Radiology Department Chairman (2 Star General)

The Radiology Department Chairman is the head of the entire radiology department. This person is responsible for dealing with all faculty issues and indirectly will usually help with radiology residency administration issues. When there are complaints about individual faculty members, new radiologists to hire, budgeting, and high-level resident problems, this person steps in to help manage the situation. Frequently, the program directors will consult with the chairman before making important decisions. The chairman sometimes holds the purse strings for some residency programs.

Designated Institutional Official (DIO) And The Graduate Educational Committee (GME) (4 Star General)

The DIO is the head of the hospital GME Committee. The radiology residency program director answers to the DIO for program-level issues and high-level resident issues. The types of problems that a DIO will often work with include accrediting residency programs, monitoring pass rates for programs, dealing with probation and suspension of individual residents, checking residency action plans, adding complements to residency programs, and more. In addition, he/she often gets involved in legal residency issues. And, this is just the tip of the iceberg. Typically, this is a full-time administrative position that is very busy! Individual programs bring many of these issues to the DIO’s attention, and they are subsequently voted upon by the GME Committee for approval.

American Board of Radiology (ABR) (Military Service Chiefs)

The ABR is a private organization in charge of testing for minimum competency for the individual radiology resident. All radiology residents need to pass the boards administered by the ABR to become board-certified radiologists. Although they are not directly in charge of residency issues, they play an essential role in determining the curriculum for the individual radiology residency program since they create the board exams (the core and certifying examinations more specifically).

Accreditation Council For Graduate Medical Education (ACGME) (Chairman of the Joint Chiefs of Staff)

Now we are talking high-level!!! The ACGME is a governmental-run body that is the watchdog of residency programs, a diagnostic radiology residency program. This organization accredits each radiology residency program. They have the power to put a residency on probation or suspension. As part of the ACGME, other committees, such as the Radiology Review Committee (RRC), are responsible for setting up the individual radiology residency guidelines and requirements. They are responsible for making the maximum duty hours, faculty requirements, and more. Overall, most residents do not have direct contact with this organization. However, it is crucial to follow the ACGME rules for the individual radiology resident to graduate from an accredited residency.

Now You Know The Hierarchy

That just about covers the basics of the different levels of responsible parties for a radiology residency program.
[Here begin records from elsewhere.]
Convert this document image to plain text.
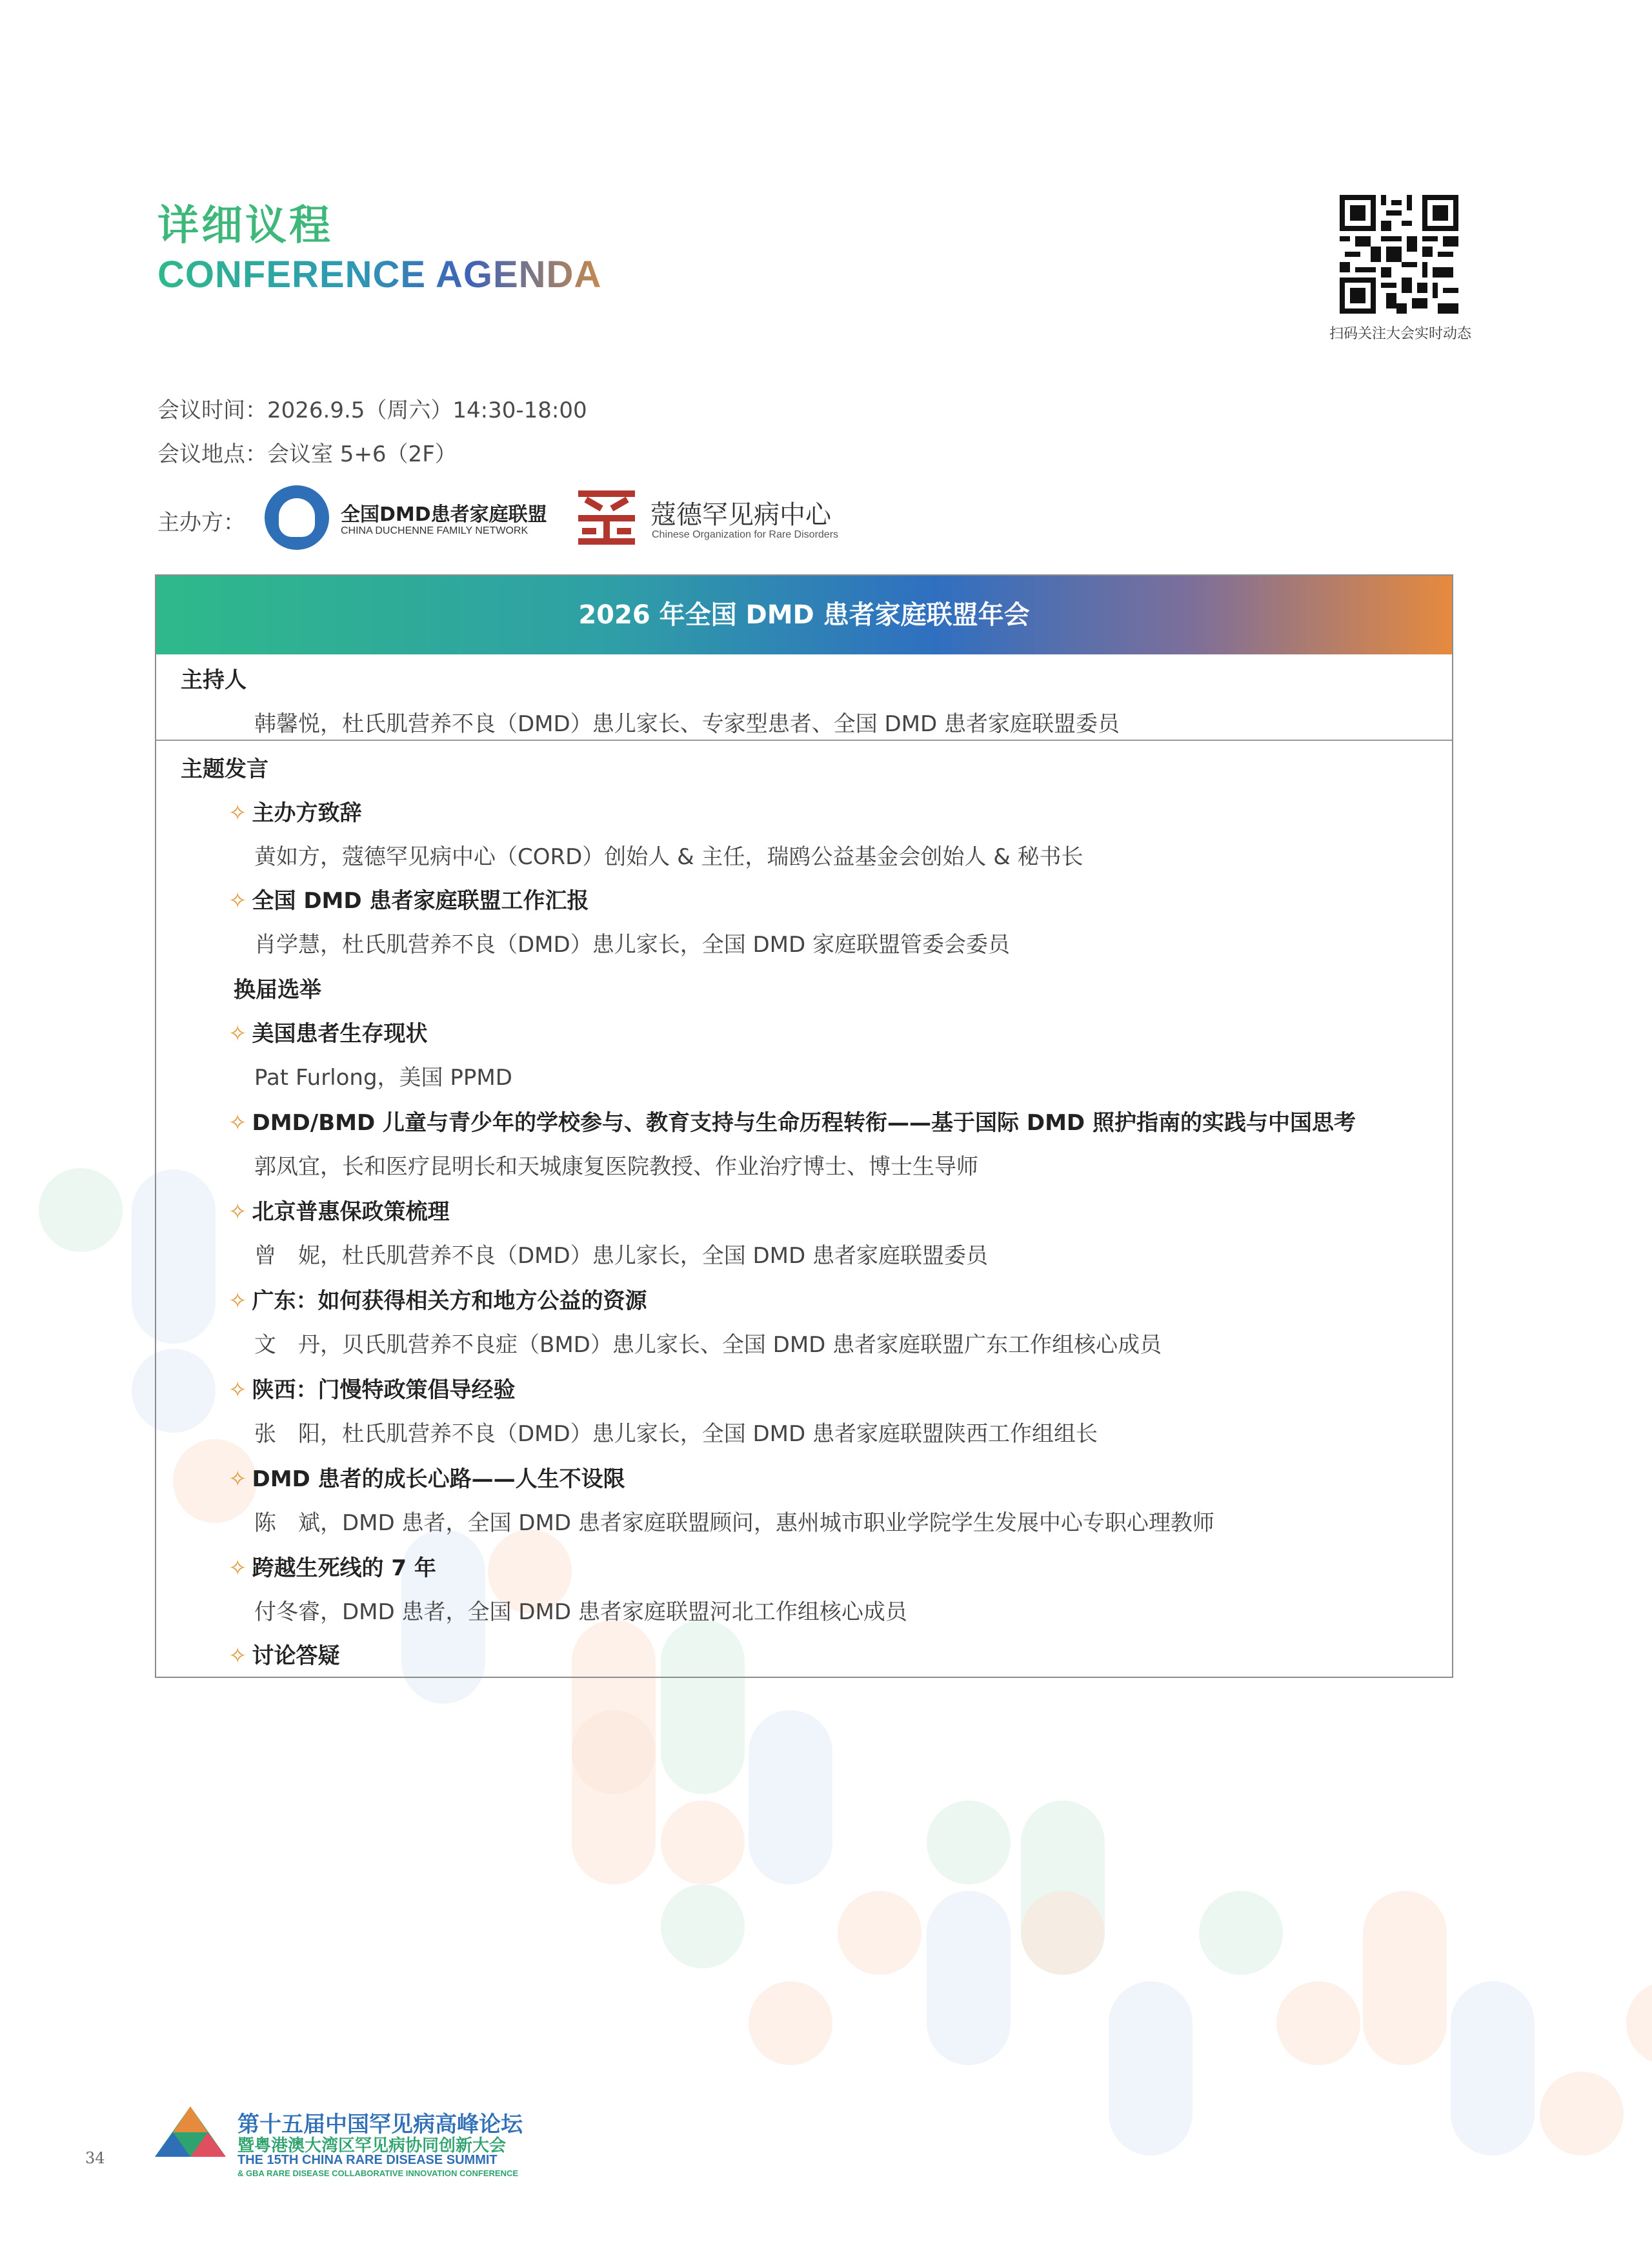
详细议程
CONFERENCE AGENDA
扫码关注大会实时动态
会议时间：2026.9.5（周六）14:30-18:00
会议地点：会议室 5+6（2F）
主办方：	全国DMD患者家庭联盟
CHINA DUCHENNE FAMILY NETWORK
蔻德罕见病中心
Chinese Organization for Rare Disorders
2026 年全国 DMD 患者家庭联盟年会
主持人
韩馨悦，杜氏肌营养不良（DMD）患儿家长、专家型患者、全国 DMD 患者家庭联盟委员
主题发言
✧ 主办方致辞
黄如方，蔻德罕见病中心（CORD）创始人 & 主任，瑞鸥公益基金会创始人 & 秘书长
✧ 全国 DMD 患者家庭联盟工作汇报
肖学慧，杜氏肌营养不良（DMD）患儿家长，全国 DMD 家庭联盟管委会委员
换届选举
✧ 美国患者生存现状
Pat Furlong，美国 PPMD
✧ DMD/BMD 儿童与青少年的学校参与、教育支持与生命历程转衔——基于国际 DMD 照护指南的实践与中国思考
郭凤宜，长和医疗昆明长和天城康复医院教授、作业治疗博士、博士生导师
✧ 北京普惠保政策梳理
曾　妮，杜氏肌营养不良（DMD）患儿家长，全国 DMD 患者家庭联盟委员
✧ 广东：如何获得相关方和地方公益的资源
文　丹，贝氏肌营养不良症（BMD）患儿家长、全国 DMD 患者家庭联盟广东工作组核心成员
✧ 陕西：门慢特政策倡导经验
张　阳，杜氏肌营养不良（DMD）患儿家长，全国 DMD 患者家庭联盟陕西工作组组长
✧ DMD 患者的成长心路——人生不设限
陈　斌，DMD 患者，全国 DMD 患者家庭联盟顾问，惠州城市职业学院学生发展中心专职心理教师
✧ 跨越生死线的 7 年
付冬睿，DMD 患者，全国 DMD 患者家庭联盟河北工作组核心成员
✧ 讨论答疑
34
第十五届中国罕见病高峰论坛
暨粤港澳大湾区罕见病协同创新大会
THE 15TH CHINA RARE DISEASE SUMMIT
& GBA RARE DISEASE COLLABORATIVE INNOVATION CONFERENCE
Even though some institutions have additional positions that also play a role in managing a radiology residency, the ones I described are usually the most important. (Just don’t tell that to the research manager or the radiology liaison!) Of course, additional levels can get quite complicated. But at least you have the basics of who to turn to when you have a specific issue or question. So now you know your ABCs of the chain of the radiology residency command!!!